N.Y. transit authority's radios swamped by interfercne
NYC transit authority spent $140 million on a new radio system; the system has not yet been turned on because flaws in it cause severe interference
The New York City Metropolitan Transit Authority (MTA) invested some $140 million in a radio communications system to improve the ability of teh authority to respond to and cope with disasters. Trouble is, the system is disrupted so often by interference that New York City transit police refuse to use it.
Mobile Radio Technology’s Mary Rose Roberts writes that Hauppauge, New York-based E.A. Technologies, a company that develops communications networks for public transit systems, was awarded the contract in 2000. The contract called for the installing a fiber-optic communications network for the New York subway system which would provide reliable radio communications between street level officers and those assigned to the underground subway. It also was to integrate the city’s fire department communications. The system was installed in late October 2006 — two years behind schedule — combining existing police antennas, amplifiers, and antenna cables to transmit radio signals from street level throughout the underground rail. It works by bouncing a signal from antenna to antenna and using myriad amplifiers to strengthen the signal as it moves throughout the subway system.

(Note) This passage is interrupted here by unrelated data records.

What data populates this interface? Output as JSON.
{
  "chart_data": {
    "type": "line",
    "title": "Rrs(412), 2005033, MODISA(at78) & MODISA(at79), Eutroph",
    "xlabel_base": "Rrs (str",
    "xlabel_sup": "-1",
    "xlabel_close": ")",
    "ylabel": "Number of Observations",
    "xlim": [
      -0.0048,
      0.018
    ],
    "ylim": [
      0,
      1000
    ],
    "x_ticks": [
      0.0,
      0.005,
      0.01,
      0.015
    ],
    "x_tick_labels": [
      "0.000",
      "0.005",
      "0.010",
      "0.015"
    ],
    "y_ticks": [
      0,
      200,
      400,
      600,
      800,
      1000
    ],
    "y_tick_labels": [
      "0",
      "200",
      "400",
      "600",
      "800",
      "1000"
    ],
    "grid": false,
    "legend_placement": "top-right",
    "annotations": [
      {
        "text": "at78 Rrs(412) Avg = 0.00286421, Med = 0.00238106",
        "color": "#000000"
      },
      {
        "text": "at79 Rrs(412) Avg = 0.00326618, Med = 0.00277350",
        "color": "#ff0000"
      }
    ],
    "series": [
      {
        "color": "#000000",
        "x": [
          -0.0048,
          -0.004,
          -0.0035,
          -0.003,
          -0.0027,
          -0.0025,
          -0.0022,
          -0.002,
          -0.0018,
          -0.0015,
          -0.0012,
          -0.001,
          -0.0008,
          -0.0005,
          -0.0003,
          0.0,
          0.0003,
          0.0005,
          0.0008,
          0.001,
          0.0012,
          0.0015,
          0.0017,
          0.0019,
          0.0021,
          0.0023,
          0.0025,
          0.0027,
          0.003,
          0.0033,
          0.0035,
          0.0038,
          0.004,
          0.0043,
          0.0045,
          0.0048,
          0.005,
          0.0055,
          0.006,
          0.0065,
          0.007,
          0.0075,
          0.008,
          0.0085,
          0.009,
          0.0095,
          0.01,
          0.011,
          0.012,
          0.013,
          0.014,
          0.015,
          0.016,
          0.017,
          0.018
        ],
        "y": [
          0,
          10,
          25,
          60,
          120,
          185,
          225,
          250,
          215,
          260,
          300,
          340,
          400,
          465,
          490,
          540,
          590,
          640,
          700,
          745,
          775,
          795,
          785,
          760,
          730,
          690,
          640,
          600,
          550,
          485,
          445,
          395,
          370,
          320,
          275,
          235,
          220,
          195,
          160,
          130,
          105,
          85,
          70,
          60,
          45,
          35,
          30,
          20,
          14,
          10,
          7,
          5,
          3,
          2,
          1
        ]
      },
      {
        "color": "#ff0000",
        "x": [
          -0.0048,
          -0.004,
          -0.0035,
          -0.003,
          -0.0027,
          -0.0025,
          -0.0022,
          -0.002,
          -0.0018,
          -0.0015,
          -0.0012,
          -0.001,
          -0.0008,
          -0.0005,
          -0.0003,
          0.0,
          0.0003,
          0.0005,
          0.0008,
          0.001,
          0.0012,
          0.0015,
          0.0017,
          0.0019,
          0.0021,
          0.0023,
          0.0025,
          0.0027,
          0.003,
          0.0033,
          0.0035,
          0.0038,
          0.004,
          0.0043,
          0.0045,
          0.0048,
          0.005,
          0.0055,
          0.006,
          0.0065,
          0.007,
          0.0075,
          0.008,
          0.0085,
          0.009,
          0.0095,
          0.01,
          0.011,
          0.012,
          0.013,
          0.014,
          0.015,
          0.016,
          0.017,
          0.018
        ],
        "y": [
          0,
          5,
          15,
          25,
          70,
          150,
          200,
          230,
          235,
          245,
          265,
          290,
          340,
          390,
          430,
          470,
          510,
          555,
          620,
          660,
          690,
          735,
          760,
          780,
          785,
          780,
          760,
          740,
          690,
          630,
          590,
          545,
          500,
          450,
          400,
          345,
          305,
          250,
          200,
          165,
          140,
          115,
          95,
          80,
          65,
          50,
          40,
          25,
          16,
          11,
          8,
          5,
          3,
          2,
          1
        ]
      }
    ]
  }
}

Trouble is, the system has not yet been turned on because the same signal also can enter the tunnel system through pedestrian staircases, which causes interference, according to an MTA report. In addition, the MTA found antenna cables covering seventy-two miles of the subway system had deteriorated to such an extent that they could not carry a signal. According to news reports, it will cost the authority an additional $36 million to repair.
The new radio system may not be working, but it itself was part of of a ten-year plan to update an antiquated radio network that often left transit police officers and street officers unable to communicate with each other. You may recall that6, previously, police officers patrolling the subterranean rail lines depended on a VHF radio system that was incompatible with a UHF system used by officers who worked above ground.

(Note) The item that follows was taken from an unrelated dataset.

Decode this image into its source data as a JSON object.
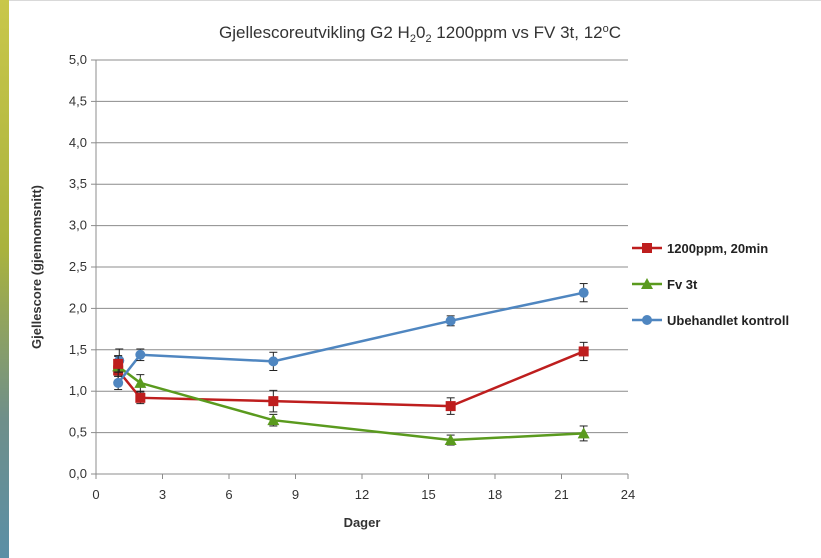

Note that while the MTA awaits police department approval to activate the new radio system, the New York City Department of Information Technology and Telecommunications (DITT) is working on a futuristic wireless data system for first-responders throughout the city. The DITT awarded Northrop Grumman a five-year, $500 million contract to build a wireless broadband network dedicated to first responders and other city agencies. Northrop chose IPWireless’ mobile telecommunications system for the wireless high-speed data and video network, which currently is being field-tested in Manhattan.